L’impacciato Charlie (Logan Lerman), la bellissima Sam (Emma Watson) e il suo fratellastro, l’istrionico Patrick (Ezra Miller) sono di ritorno a casa dopo una festa. Dalle casse dell’autoradio si diffondono le note di “Heroes” di David Bowie. Sam, euforica, ha un’idea: “Patrick, dobbiamo attraversare il tunnel!”. Lui la asseconda, come sempre.
La ragazza si alza in piedi nel cassone sul retro e affronta il vento gelido a braccia spalancate. La canzone urla “possiamo essere eroi anche solo per un giorno” e, quando Charlie, ancora un po’ intontito dalla sbornia, si volta per ammirarla, sente la perfezione di quel momento. Così, alla domanda di Patrick su come si sente, risponde: “Mi sento infinito”.
Charlie sa di aver finalmente trovato degli amici, delle persone a cui volere bene e da cui ricevere affetto. Con loro accanto sarà tutto più facile. Fino a quel momento, Charlie, sedicenne ultratimido e schiacciato da un passato doloroso, era come carta da parati a cui nessuno fa caso. Il legame di profonda amicizia con i due fratellastri, all’apparenza fighi e felici, sarà per lui l’occasione per navigare più corazzato nelle acque insidiose del liceo e per affrontare i suoi demoni interiori.
Noi siamo infinito non è il primo film che parla di crescita, ma è sicuramente tra i migliori in assoluto grazie all’accuratezza con cui cattura il ricco arazzo di esperienze adolescenziali intrise di insegnamenti per tutta la vita.
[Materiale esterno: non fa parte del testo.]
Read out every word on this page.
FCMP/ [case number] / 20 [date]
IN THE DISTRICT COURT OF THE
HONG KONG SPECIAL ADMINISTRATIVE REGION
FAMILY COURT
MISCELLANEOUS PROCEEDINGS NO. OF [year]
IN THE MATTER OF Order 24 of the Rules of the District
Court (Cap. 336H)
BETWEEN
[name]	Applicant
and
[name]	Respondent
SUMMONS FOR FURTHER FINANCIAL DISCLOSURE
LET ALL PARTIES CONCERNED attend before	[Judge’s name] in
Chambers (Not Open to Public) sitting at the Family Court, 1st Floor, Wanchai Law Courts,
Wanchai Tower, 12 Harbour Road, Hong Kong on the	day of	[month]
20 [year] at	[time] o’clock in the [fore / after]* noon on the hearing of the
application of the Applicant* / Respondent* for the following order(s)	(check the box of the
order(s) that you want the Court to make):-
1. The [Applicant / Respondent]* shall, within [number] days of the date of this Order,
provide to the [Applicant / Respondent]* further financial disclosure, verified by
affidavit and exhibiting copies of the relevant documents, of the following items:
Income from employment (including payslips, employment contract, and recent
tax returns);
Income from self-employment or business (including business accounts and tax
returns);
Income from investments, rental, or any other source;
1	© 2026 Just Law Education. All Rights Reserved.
La storia è così ben costruita, e innervata da tante sottotrame interessanti, che il film finisce col diventare lo specchio fedele della vita liceale stessa, con tutte le sue contraddizioni e le sue sfumature: è triste, divertente, difficile, stimolante, caldo. È un gioiello che racconta alla perfezione l’istante in cui tutto cambia.
Per molti, gli anni dell’adolescenza sono i più emozionanti della loro vita. La pura gioia di vivere il momento senza preoccuparsi delle responsabilità è ineguagliabile rispetto a qualsiasi altro periodo della nostra esistenza, e Noi siamo infinito diventa il bellissimo promemoria di quella parte di vita, quando ogni minimo momento veniva vissuto al massimo senza essere giudicato per le sue conseguenze.
A volte può essere difficile guardare l’adattamento cinematografico di un libro epocale, iconico, popolare fino a diventare un cult perché, troppo spesso, le sceneggiature non sono all’altezza della brillantezza della pagina. Questo non è il caso dell’adattamento del 2012 dell’amato romanzo di Stephen Chbosky del 1999, The Perks of Being a Wallflower. Uno dei pochi casi in cui è lo stesso scrittore a prendere le redini della regia e fare della propria storia una trasposizione efficace in film (il cui titolo originale è lo stesso del libro).
Anche dal punto di vista tecnico, il film è a dir poco brillante. La fotografia ha un’allure nostalgica, ma senza la patina stucchevole di certi film “che rifanno” il passato. La colonna sonora è fresca, emozionante, incisiva. I tre protagonisti sono eccezionali, soprattutto Ezra Miller nel ruolo di Patrick. La sua sola presenza illumina le scene. Emma Watson, reduce dal ruolo di Hermione Granger, dimostra di avere molto da offrire al di là della magniloquenza di Harry Potter. Logan Lerman ritrae le vulnerabilità, le ansie e le gioie di Charlie con un fascino e una sicurezza sorprendenti.